Scientific Publications by FDA Staff

Gut 2014 Nov;63(11):1728-36

IL-13Ralpha2-bearing, type II NKT cells reactive to sulfatide self-antigen populate the mucosa of ulcerative colitis.

Fuss IJ, Joshi B, Yang Z, Degheidy H, Fichtner-Feigl S, de Souza H, Rieder F, Scaldaferri F, Schirbel A, Scarpa M, West G, Yi C, Xu L, Leland P, Yao M, Mannon P, Puri RK, Fiocchi C, Strober W

OBJECTIVE: Previous studies have shown that ulcerative colitis (UC) is associated with the presence of lamina propria non-invariant (Type II) NKT cells producing IL-13 and mediating epithelial cell cytotoxicity.

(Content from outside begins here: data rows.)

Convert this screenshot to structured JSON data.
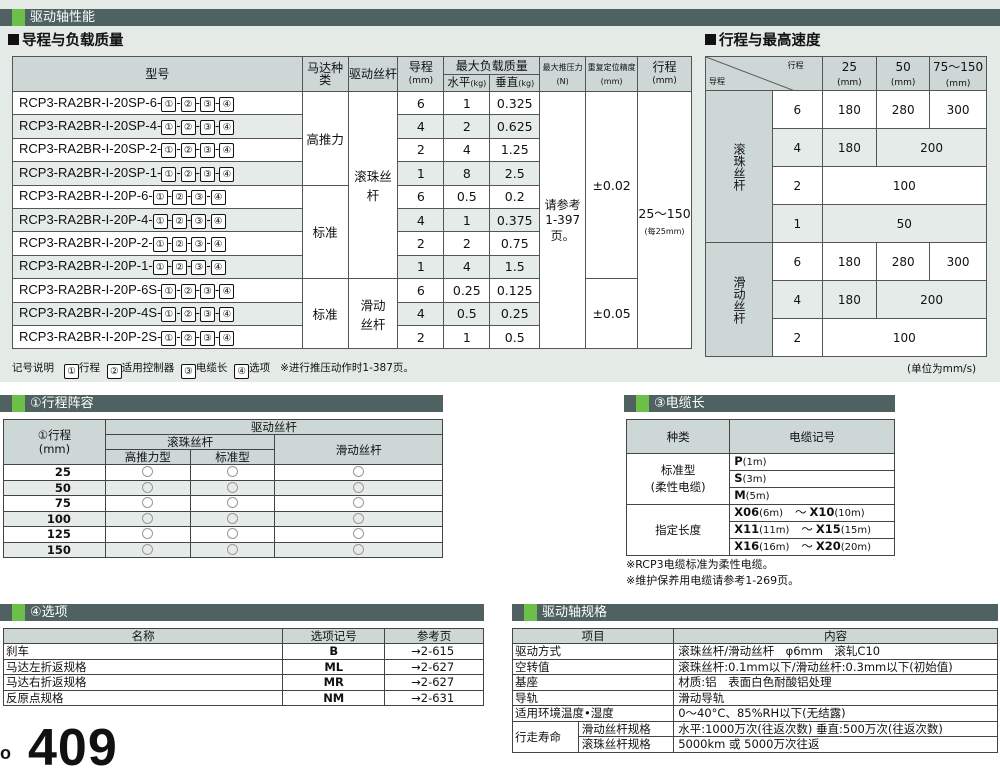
{
  "header": {
    "title": "驱动轴性能"
  },
  "load": {
    "title": "导程与负载质量",
    "headers": {
      "model": "型号",
      "motor": "马达种类",
      "screw": "驱动丝杆",
      "lead": "导程",
      "lead_unit": "(mm)",
      "maxload": "最大负载质量",
      "horiz": "水平",
      "vert": "垂直",
      "kg": "(kg)",
      "push": "最大推压力",
      "push_unit": "(N)",
      "repeat": "重复定位精度",
      "repeat_unit": "(mm)",
      "stroke": "行程",
      "stroke_unit": "(mm)"
    },
    "rows": [
      {
        "model": "RCP3-RA2BR-I-20SP-6-",
        "lead": "6",
        "h": "1",
        "v": "0.325"
      },
      {
        "model": "RCP3-RA2BR-I-20SP-4-",
        "lead": "4",
        "h": "2",
        "v": "0.625"
      },
      {
        "model": "RCP3-RA2BR-I-20SP-2-",
        "lead": "2",
        "h": "4",
        "v": "1.25"
      },
      {
        "model": "RCP3-RA2BR-I-20SP-1-",
        "lead": "1",
        "h": "8",
        "v": "2.5"
      },
      {
        "model": "RCP3-RA2BR-I-20P-6-",
        "lead": "6",
        "h": "0.5",
        "v": "0.2"
      },
      {
        "model": "RCP3-RA2BR-I-20P-4-",
        "lead": "4",
        "h": "1",
        "v": "0.375"
      },
      {
        "model": "RCP3-RA2BR-I-20P-2-",
        "lead": "2",
        "h": "2",
        "v": "0.75"
      },
      {
        "model": "RCP3-RA2BR-I-20P-1-",
        "lead": "1",
        "h": "4",
        "v": "1.5"
      },
      {
        "model": "RCP3-RA2BR-I-20P-6S-",
        "lead": "6",
        "h": "0.25",
        "v": "0.125"
      },
      {
        "model": "RCP3-RA2BR-I-20P-4S-",
        "lead": "4",
        "h": "0.5",
        "v": "0.25"
      },
      {
        "model": "RCP3-RA2BR-I-20P-2S-",
        "lead": "2",
        "h": "1",
        "v": "0.5"
      }
    ],
    "suffix": [
      "①",
      "②",
      "③",
      "④"
    ],
    "motor_high": "高推力",
    "motor_std1": "标准",
    "motor_std2": "标准",
    "screw_ball": "滚珠丝杆",
    "screw_slide": "滑动丝杆",
    "push_note": "请参考1-397页。",
    "repeat_ball": "±0.02",
    "repeat_slide": "±0.05",
    "stroke_val": "25～150",
    "stroke_note": "(每25mm)"
  },
  "legend": {
    "label": "记号说明",
    "items": [
      {
        "n": "①",
        "t": "行程"
      },
      {
        "n": "②",
        "t": "适用控制器"
      },
      {
        "n": "③",
        "t": "电缆长"
      },
      {
        "n": "④",
        "t": "选项"
      }
    ],
    "note": "※进行推压动作时1-387页。"
  },
  "speed": {
    "title": "行程与最高速度",
    "corner_top": "行程",
    "corner_bottom": "导程",
    "cols": [
      {
        "v": "25",
        "u": "(mm)"
      },
      {
        "v": "50",
        "u": "(mm)"
      },
      {
        "v": "75～150",
        "u": "(mm)"
      }
    ],
    "ball_label": "滚珠丝杆",
    "slide_label": "滑动丝杆",
    "ball": [
      {
        "lead": "6",
        "a": "180",
        "b": "280",
        "c": "300"
      },
      {
        "lead": "4",
        "a": "180",
        "bc": "200"
      },
      {
        "lead": "2",
        "all": "100"
      },
      {
        "lead": "1",
        "all": "50"
      }
    ],
    "slide": [
      {
        "lead": "6",
        "a": "180",
        "b": "280",
        "c": "300"
      },
      {
        "lead": "4",
        "a": "180",
        "bc": "200"
      },
      {
        "lead": "2",
        "all": "100"
      }
    ],
    "unit": "(单位为mm/s)"
  },
  "strokes": {
    "title": "①行程阵容",
    "h_stroke": "①行程",
    "h_mm": "(mm)",
    "h_drive": "驱动丝杆",
    "h_ball": "滚珠丝杆",
    "h_slide": "滑动丝杆",
    "h_high": "高推力型",
    "h_std": "标准型",
    "rows": [
      "25",
      "50",
      "75",
      "100",
      "125",
      "150"
    ]
  },
  "cable": {
    "title": "③电缆长",
    "h_kind": "种类",
    "h_code": "电缆记号",
    "std_label": "标准型",
    "std_sub": "(柔性电缆)",
    "std": [
      {
        "c": "P",
        "l": "(1m)"
      },
      {
        "c": "S",
        "l": "(3m)"
      },
      {
        "c": "M",
        "l": "(5m)"
      }
    ],
    "spec_label": "指定长度",
    "spec": [
      {
        "a": "X06",
        "al": "(6m)",
        "b": "X10",
        "bl": "(10m)"
      },
      {
        "a": "X11",
        "al": "(11m)",
        "b": "X15",
        "bl": "(15m)"
      },
      {
        "a": "X16",
        "al": "(16m)",
        "b": "X20",
        "bl": "(20m)"
      }
    ],
    "tilde": "～",
    "notes": [
      "※RCP3电缆标准为柔性电缆。",
      "※维护保养用电缆请参考1-269页。"
    ]
  },
  "options": {
    "title": "④选项",
    "headers": [
      "名称",
      "选项记号",
      "参考页"
    ],
    "rows": [
      [
        "刹车",
        "B",
        "→2-615"
      ],
      [
        "马达左折返规格",
        "ML",
        "→2-627"
      ],
      [
        "马达右折返规格",
        "MR",
        "→2-627"
      ],
      [
        "反原点规格",
        "NM",
        "→2-631"
      ]
    ]
  },
  "spec": {
    "title": "驱动轴规格",
    "headers": [
      "项目",
      "内容"
    ],
    "rows": [
      [
        "驱动方式",
        "滚珠丝杆/滑动丝杆　φ6mm　滚轧C10"
      ],
      [
        "空转值",
        "滚珠丝杆:0.1mm以下/滑动丝杆:0.3mm以下(初始值)"
      ],
      [
        "基座",
        "材质:铝　表面白色耐酸铝处理"
      ],
      [
        "导轨",
        "滑动导轨"
      ],
      [
        "适用环境温度•湿度",
        "0～40°C、85%RH以下(无结露)"
      ]
    ],
    "life_label": "行走寿命",
    "life": [
      [
        "滑动丝杆规格",
        "水平:1000万次(往返次数) 垂直:500万次(往返次数)"
      ],
      [
        "滚珠丝杆规格",
        "5000km 或 5000万次往返"
      ]
    ]
  },
  "footer": {
    "page": "409"
  }
}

Here we sought to define the antigen(s) stimulating the NKT cells and to quantitate these cells in the UC lamina propria. DESIGN: Detection of Type II NKT cells in UC lamina propria mononuclear cells (LPMC) with lyso-sulfatide loaded tetramer and quantum dot-based flow cytometry and staining. Culture of UC LPMCs with lyso-sulfatide glycolipid to determine sulfatide induction of epithelial cell cytotoxicity, IL-13 production and IL-13Ralpha2 expression. Blinded quantum dot-based phenotypic analysis to assess UC LPMC expression of IL-13Ralpha2, CD161 and IL-13. RESULTS: Approximately 36% of UC LPMC were lyso-sulfatide tetramer positive, whereas few, if any, control LPMCs were positive. When tested, the positive cells were also CD3 and IL-13Ralpha2 positive. Culture of UC LPMC with lyso-sulfatide glycolipid showed that sulfatide stimulates UC LPMC production of IL-13 and induces UC CD161 LPMC-mediated cytotoxicity of activated epithelial cells; additionally, lyso-sulfatide induces enhanced expression of IL-13Ralpha2. Finally, blinded phenotypic analysis of UC LP MC using multicolour quantum dot-staining technology showed that approximately 60% of the LPMC bear both IL-13Ralpha2 and CD161 and most of these cells also produce IL-13. CONCLUSIONS: These studies show that UC lamina propria is replete with Type II NKT cells responsive to lyso-sulfatide glycolipid and bearing IL-13Ralpha2. Since lyso-sulfatide is a self-antigen, these data suggest that an autoimmune response is involved in UC pathogenesis.